The actress Margot Kidder passed away at the age of 69 over the weekend. She was found in her home in Livingston, Montana. Police are currently investigating her death, but no foul play is suspected. She had said that she was in bed with the flu during a telephone interview with Drew and Mike, two Detroit-based DJs. It is unclear if the illness contributed to her death.

While Kidder may have gained worldwide fame in the Seventies and Eighties, most notably due to her role as Lois Lane in the first four Superman films, the mental health community will remember her for her willingness to bring awareness to bipolar disorder by bravely speaking about her own battle with the disease.

“The reality of my life has been grand and wonderful, punctuated by these odd blips and burps of madness,” Kidder told PEOPLE Magazine shortly after experiencing a public episode in 1996.

Though Kidder had been diagnosed with the illness in 1988, she refused treatment initially. Her symptoms remained manageable and limited to what she described as “mood swings that could knock over a building.” In a way, she assumed that her mental illness was just part of what made her a great artist.

“It is no coincidence that bipolar disorder is seen frequently among artists and highly successful individuals,” Dr. Samoon Ahmad, the founder of the Integrative Center for Wellness, said. “Hypomanic and manic symptoms drive creativity and many of these individuals refuse treatment based on their experience when such treatments kill their creativity.” Such a fear is unwarranted, however, especially when one considers the risks associated with refusing treatment. Though the manic highs may serve as a wellspring for creativity, the depressive lows can be debilitating.

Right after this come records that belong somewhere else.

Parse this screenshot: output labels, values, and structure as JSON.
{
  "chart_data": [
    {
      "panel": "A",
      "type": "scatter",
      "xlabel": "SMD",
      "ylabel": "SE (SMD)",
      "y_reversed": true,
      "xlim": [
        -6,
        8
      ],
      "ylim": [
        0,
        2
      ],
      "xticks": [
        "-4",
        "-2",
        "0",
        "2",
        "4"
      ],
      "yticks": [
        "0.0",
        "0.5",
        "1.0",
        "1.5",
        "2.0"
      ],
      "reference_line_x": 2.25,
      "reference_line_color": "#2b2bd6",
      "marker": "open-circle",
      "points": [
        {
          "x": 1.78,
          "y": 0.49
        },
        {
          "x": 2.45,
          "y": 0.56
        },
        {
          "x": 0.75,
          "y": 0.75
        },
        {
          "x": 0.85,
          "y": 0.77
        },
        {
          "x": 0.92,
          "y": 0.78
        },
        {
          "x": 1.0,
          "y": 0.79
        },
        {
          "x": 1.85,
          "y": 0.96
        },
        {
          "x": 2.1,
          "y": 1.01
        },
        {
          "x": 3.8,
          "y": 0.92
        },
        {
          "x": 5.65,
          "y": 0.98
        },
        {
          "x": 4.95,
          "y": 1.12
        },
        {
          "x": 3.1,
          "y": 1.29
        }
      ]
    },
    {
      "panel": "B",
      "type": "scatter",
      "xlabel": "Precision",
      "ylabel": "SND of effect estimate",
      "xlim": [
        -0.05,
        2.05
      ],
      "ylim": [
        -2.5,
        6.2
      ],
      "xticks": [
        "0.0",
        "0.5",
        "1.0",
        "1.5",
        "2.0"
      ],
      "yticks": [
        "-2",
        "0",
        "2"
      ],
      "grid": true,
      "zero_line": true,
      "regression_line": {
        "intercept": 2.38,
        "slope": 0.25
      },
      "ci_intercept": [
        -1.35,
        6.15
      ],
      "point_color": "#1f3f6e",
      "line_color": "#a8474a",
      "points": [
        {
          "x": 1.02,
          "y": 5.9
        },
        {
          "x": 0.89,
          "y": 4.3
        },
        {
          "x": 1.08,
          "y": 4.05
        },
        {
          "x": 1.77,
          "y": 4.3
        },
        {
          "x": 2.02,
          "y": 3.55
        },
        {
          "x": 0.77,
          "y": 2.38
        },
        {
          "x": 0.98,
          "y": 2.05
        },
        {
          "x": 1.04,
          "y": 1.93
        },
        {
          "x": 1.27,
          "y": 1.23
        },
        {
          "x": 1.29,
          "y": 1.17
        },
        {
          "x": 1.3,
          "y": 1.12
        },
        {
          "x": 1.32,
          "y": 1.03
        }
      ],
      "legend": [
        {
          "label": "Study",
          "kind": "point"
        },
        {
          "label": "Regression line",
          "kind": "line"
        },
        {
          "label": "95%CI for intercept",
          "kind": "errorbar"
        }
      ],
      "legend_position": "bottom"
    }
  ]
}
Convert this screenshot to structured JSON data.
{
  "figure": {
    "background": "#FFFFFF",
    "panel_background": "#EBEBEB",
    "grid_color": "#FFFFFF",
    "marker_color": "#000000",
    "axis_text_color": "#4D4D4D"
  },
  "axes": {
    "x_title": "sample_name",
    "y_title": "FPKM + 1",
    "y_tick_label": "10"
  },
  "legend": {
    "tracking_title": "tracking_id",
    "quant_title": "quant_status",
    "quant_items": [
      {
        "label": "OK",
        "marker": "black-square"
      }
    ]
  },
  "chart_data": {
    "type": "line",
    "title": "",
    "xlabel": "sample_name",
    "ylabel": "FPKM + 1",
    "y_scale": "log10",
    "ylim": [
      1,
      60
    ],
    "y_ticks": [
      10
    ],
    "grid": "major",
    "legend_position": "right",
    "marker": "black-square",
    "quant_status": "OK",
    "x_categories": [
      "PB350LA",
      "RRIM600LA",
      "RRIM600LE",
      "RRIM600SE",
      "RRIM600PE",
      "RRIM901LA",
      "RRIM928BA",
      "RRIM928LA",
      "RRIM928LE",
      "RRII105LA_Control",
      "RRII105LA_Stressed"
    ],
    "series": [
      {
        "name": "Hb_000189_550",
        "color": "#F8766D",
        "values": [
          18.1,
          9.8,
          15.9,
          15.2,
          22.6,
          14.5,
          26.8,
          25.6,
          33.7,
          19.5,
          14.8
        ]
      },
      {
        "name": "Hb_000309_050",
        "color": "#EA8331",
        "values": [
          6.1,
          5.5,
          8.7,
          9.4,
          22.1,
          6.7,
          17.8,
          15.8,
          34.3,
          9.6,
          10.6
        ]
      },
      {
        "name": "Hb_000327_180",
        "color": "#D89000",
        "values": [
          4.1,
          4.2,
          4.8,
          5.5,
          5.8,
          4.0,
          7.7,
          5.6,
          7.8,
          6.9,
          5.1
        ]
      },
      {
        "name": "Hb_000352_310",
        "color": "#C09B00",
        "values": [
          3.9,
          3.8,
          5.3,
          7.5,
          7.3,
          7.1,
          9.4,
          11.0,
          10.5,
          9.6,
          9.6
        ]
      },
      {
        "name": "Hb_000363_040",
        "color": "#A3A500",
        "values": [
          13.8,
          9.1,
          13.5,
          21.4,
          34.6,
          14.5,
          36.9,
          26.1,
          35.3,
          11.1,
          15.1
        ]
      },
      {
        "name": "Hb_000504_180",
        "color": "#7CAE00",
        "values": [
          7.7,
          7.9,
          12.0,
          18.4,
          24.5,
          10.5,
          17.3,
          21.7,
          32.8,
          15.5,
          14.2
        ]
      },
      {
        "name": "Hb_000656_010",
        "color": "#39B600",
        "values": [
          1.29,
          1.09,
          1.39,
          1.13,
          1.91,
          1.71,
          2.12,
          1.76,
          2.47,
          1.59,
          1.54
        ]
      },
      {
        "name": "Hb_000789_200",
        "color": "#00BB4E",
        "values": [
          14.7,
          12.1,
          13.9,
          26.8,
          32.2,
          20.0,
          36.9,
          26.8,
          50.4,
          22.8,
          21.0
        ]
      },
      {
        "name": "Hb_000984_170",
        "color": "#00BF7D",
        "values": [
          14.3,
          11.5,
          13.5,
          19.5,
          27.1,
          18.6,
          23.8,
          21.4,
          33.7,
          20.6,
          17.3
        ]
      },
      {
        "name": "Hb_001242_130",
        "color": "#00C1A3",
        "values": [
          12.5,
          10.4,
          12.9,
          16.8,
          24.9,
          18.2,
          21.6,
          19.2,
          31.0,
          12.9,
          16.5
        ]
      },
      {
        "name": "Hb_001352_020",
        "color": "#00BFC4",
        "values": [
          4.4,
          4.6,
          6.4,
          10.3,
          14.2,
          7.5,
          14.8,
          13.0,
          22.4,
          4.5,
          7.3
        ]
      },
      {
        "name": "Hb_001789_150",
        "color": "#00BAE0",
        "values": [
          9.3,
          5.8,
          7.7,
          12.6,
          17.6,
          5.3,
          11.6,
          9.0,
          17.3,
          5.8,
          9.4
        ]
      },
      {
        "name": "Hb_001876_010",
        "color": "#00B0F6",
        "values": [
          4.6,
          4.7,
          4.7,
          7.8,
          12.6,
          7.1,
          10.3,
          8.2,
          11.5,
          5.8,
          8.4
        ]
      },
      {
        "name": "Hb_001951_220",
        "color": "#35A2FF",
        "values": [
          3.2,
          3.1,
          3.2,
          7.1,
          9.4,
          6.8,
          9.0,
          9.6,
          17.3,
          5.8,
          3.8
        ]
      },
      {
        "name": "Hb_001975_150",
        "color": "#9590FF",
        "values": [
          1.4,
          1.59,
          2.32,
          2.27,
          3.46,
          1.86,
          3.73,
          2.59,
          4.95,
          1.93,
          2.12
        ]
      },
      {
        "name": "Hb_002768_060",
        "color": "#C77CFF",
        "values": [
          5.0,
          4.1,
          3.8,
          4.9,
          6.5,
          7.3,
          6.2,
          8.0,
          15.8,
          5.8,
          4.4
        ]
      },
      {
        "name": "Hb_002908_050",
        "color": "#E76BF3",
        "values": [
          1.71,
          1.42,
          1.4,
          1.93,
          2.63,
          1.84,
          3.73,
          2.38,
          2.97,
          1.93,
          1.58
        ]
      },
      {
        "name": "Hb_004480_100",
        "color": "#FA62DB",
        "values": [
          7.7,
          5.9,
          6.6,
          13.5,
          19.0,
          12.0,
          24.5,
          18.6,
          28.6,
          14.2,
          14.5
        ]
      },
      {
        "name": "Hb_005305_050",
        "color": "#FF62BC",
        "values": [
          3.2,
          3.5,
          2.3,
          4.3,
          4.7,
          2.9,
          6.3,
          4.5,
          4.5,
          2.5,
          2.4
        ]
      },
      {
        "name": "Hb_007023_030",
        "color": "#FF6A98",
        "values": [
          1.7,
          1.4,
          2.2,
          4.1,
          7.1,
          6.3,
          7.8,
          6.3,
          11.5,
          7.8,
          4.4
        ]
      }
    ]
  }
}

Furthermore, some manic episodes can put the individual experiencing them in extreme danger. This is something Kidder discovered in 1996 during what she called “the most public freak-out in history.” It was initially triggered by a computer virus that deleted the memoir she had been working on for several years. After a computer specialist in Los Angeles said that the document could not be recovered, Kidder became convinced that the memoir had been deleted on purpose by a nefarious group that included her first husband, novelist Thomas McGuane, and the CIA. Her condition quickly deteriorated. Four days later, she was found in a backyard several dozen miles away from where she had last been seen.

After the incident, Kidder accepted the previous diagnosis, began to receive treatment, and spoke about her condition with a degree of candor that was rare for the time. She also openly discussed how she had sought alternative treatments to the disease beyond the psychiatric and the pharmacological. This included herbal remedies and acupuncture. Because she was willing to work with medical professionals and to keep an open mind while obtaining treatment, she was able to find a sense of balance that allowed her to be less mercurial while continuing to perform and pursue creative outlets.

In a CBC interview in 2012, she reflected on how these treatments had proven successful—she had not had another manic episode like the one that occurred in 1996. “I feel lucky that I got the kind of help that I did…. I got people who didn’t insist I got drugged to the gills with a lot of mind numbing things that basically turn you into a vegetable. [They] taught me how to get better naturally. So I feel really, really, really blessed for that.”

Through her willingness to discuss her disease, as well as her desire to discuss alternative treatments to bipolar disorder, Kidder helped both to make mental illness less taboo and brought attention to the potential benefits of integrating other forms of wellness to traditional medical treatment. By taking these brave steps,  Kidder may have persuaded some of the millions of Americans who suffer from bipolar disorder to seek and obtain treatment.